Historicamente, as gorduras animais, como a banha e o sebo bovino, eram usadas em muitas dessas aplicações. No entanto, foram eliminadas, em parte por razões éticas e religiosas e em parte porque esses tipos de gorduras animais foram considerados prejudiciais à saúde devido aos altos níveis de gordura saturada e, portanto, altos riscos de doenças cardiovasculares. Atualmente, essas duas gorduras animais foram amplamente substituídas por óleo de palma ou por misturas de óleo de palma e suas frações ou por óleo de colza.

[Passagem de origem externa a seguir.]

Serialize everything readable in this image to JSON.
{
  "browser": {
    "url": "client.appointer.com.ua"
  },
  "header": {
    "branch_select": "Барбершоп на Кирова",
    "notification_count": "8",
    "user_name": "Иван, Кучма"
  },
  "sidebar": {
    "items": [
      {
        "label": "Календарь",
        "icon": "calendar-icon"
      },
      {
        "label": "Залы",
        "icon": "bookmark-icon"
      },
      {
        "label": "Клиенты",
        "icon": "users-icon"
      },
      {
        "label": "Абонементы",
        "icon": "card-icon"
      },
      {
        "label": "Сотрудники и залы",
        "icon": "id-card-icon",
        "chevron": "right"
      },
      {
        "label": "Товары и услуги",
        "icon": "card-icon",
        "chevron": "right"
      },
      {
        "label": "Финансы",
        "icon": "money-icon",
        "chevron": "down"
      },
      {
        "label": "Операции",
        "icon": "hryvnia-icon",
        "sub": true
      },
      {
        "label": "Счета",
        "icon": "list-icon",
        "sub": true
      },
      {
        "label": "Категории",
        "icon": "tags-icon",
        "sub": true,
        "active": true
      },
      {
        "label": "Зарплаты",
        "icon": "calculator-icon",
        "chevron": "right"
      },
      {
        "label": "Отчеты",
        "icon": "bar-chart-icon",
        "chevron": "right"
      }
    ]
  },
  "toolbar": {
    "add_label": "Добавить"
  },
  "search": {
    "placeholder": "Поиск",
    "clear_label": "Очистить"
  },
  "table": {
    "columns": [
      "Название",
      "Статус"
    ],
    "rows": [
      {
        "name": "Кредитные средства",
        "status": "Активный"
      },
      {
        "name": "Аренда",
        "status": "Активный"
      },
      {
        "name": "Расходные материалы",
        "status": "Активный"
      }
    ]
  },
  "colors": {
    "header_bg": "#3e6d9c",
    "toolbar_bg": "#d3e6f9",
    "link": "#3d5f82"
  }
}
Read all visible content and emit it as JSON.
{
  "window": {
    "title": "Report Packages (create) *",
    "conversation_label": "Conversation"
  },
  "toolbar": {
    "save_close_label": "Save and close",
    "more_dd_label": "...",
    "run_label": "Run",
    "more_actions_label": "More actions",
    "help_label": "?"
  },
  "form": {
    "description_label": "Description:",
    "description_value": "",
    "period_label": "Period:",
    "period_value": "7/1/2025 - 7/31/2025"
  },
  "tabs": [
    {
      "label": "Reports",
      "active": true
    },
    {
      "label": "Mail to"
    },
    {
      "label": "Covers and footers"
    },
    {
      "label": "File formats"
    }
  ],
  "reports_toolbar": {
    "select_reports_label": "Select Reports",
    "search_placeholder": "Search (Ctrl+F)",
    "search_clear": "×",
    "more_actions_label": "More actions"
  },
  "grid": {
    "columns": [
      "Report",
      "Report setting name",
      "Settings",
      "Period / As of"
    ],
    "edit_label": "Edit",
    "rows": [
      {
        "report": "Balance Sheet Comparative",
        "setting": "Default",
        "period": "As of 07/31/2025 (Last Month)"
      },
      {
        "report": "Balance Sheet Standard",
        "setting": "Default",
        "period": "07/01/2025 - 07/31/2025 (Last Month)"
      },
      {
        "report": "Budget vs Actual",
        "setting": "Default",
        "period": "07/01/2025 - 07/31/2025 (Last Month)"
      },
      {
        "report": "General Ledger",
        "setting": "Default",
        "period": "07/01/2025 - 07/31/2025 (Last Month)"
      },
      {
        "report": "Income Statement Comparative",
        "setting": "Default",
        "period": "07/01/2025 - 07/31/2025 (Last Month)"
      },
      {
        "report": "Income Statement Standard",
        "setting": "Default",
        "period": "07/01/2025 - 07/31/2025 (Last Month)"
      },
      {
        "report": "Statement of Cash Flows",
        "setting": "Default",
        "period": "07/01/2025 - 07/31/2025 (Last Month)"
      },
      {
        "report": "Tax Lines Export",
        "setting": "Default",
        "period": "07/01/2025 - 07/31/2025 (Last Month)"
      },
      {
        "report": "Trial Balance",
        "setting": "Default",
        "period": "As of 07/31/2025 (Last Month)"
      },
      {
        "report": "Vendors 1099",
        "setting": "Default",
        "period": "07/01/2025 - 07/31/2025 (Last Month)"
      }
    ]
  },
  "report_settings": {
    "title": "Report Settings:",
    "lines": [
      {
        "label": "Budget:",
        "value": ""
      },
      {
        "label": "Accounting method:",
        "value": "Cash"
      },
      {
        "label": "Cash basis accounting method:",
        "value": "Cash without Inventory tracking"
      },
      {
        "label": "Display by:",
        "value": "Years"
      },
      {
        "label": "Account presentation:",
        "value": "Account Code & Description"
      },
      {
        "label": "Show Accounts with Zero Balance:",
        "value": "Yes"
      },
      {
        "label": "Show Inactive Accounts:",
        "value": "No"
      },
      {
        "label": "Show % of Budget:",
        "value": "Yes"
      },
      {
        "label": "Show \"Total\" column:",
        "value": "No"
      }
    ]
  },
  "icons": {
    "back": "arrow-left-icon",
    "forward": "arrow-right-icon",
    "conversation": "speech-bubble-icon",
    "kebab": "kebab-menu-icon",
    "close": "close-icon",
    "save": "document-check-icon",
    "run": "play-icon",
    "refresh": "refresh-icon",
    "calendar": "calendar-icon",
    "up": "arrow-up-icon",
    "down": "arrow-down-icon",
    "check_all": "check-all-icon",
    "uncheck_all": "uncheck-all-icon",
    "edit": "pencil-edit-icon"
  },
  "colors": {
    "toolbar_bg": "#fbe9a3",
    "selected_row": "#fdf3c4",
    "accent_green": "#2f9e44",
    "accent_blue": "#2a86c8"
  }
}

O pão, particularmente o pão produzido em fábrica, possui um requisito muito específico para a presença de uma pequena quantidade (normalmente cerca de 3%) de gordura com ponto de fusão muito alto. Este se cristaliza em torno das bolhas formadas durante o tempo em que a massa do pão está fermentando, crescendo e formando uma monocamada de cristal ao redor dessas bolhas. Devido ao alto ponto de fusão da gordura usada, pode reter sua estrutura durante os estágios iniciais de cozimento e, assim, manter a estrutura aerada do pão.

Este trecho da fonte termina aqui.